Открыв дверь, он взглянул на дона Иньиго и… тут же во всех красках вспомнил сон. Лицо запылало, а глаза Хасинто вовсе не знал, куда прятать. Лучшее, что мог сделать — опустить голову. Лишь бы не смотреть на де Лару, не видеть ни его лицо, ни его котту, под которой скрывались те шрамы… те, которые он целовал… Нет! Хватит вспоминать об этом!
— Вижу, тебе совестно, что не пришел на воинскую площадку, — сказал дон Иньиго.
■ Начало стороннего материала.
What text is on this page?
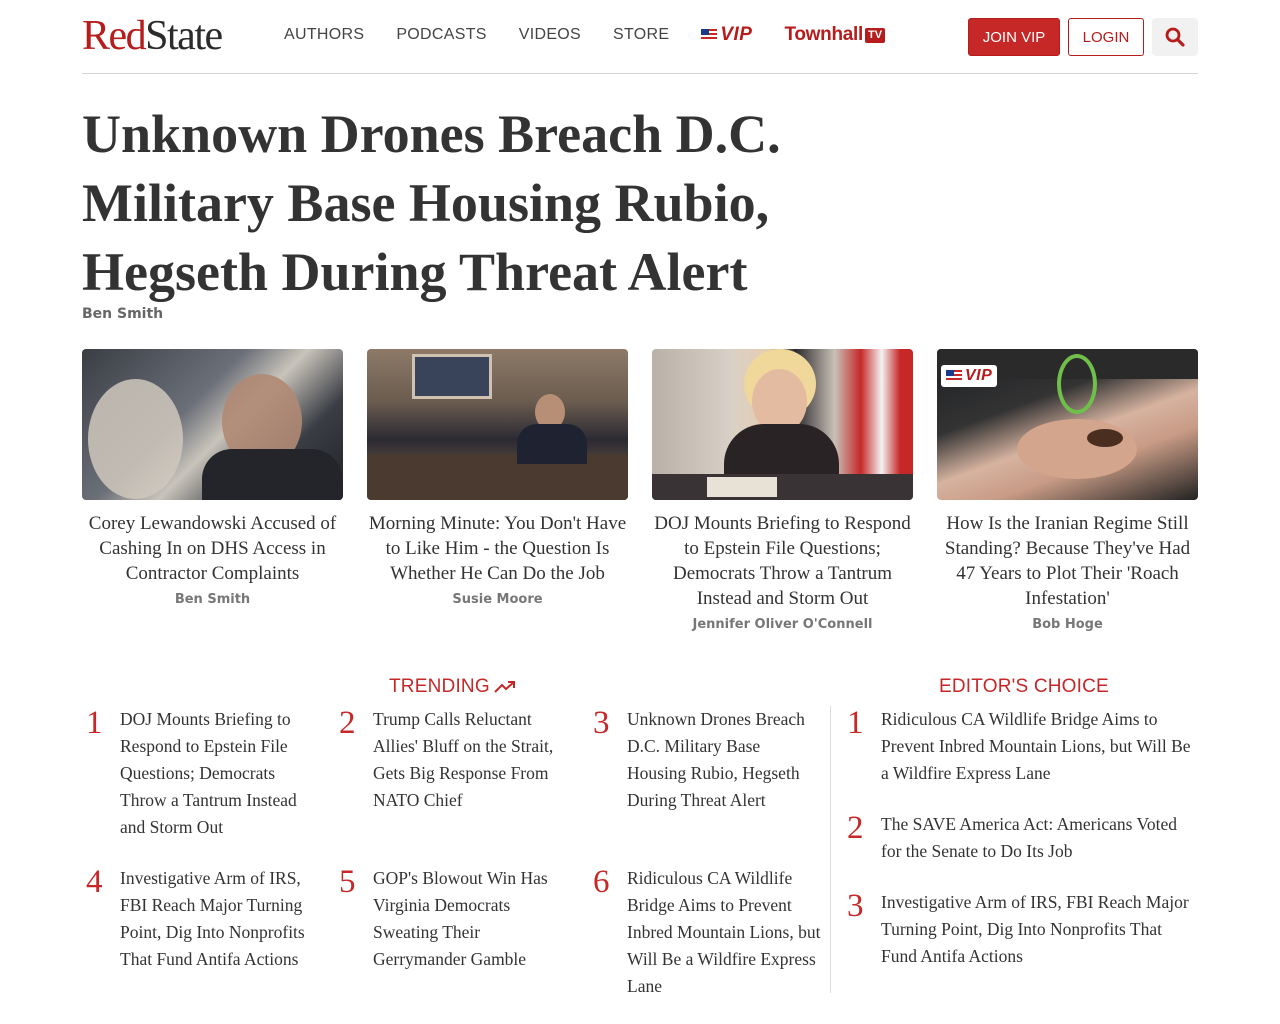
RedState	AUTHORS PODCASTS VIDEOS STORE	VIP Townhall TV	JOIN VIP	LOGIN
Unknown Drones Breach D.C. Military Base Housing Rubio, Hegseth During Threat Alert
Ben Smith
Corey Lewandowski Accused of Cashing In on DHS Access in Contractor Complaints
Ben Smith
Morning Minute: You Don't Have to Like Him - the Question Is Whether He Can Do the Job
Susie Moore
DOJ Mounts Briefing to Respond to Epstein File Questions; Democrats Throw a Tantrum Instead and Storm Out
Jennifer Oliver O'Connell
VIP
How Is the Iranian Regime Still Standing? Because They've Had 47 Years to Plot Their 'Roach Infestation'
Bob Hoge
TRENDING
1	DOJ Mounts Briefing to Respond to Epstein File Questions; Democrats Throw a Tantrum Instead and Storm Out
2	Trump Calls Reluctant Allies' Bluff on the Strait, Gets Big Response From NATO Chief
3	Unknown Drones Breach D.C. Military Base Housing Rubio, Hegseth During Threat Alert
4	Investigative Arm of IRS, FBI Reach Major Turning Point, Dig Into Nonprofits That Fund Antifa Actions
5	GOP's Blowout Win Has Virginia Democrats Sweating Their Gerrymander Gamble
6	Ridiculous CA Wildlife Bridge Aims to Prevent Inbred Mountain Lions, but Will Be a Wildfire Express Lane
EDITOR'S CHOICE
1	Ridiculous CA Wildlife Bridge Aims to Prevent Inbred Mountain Lions, but Will Be a Wildfire Express Lane
2	The SAVE America Act: Americans Voted for the Senate to Do Its Job
3	Investigative Arm of IRS, FBI Reach Major Turning Point, Dig Into Nonprofits That Fund Antifa Actions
Ох, знал бы он, из-за чего Хасинто на самом деле совестно! Нет, лучше пусть не знает…
— Простите, сеньор.
— Ордоньо сказал, ты занедужил. Я решил тебя проведать. Неужели вчера все-таки застудился?
— Что?! Нет! Он опять солгал! Я не болен!
— Вот как? Тогда я жду объяснений.
— Мне сегодня приснился… приснился Диего. — Господи, прости за ложь! Но, может, ложь во спасение не совсем ложь? — Я хотел молиться за него весь день…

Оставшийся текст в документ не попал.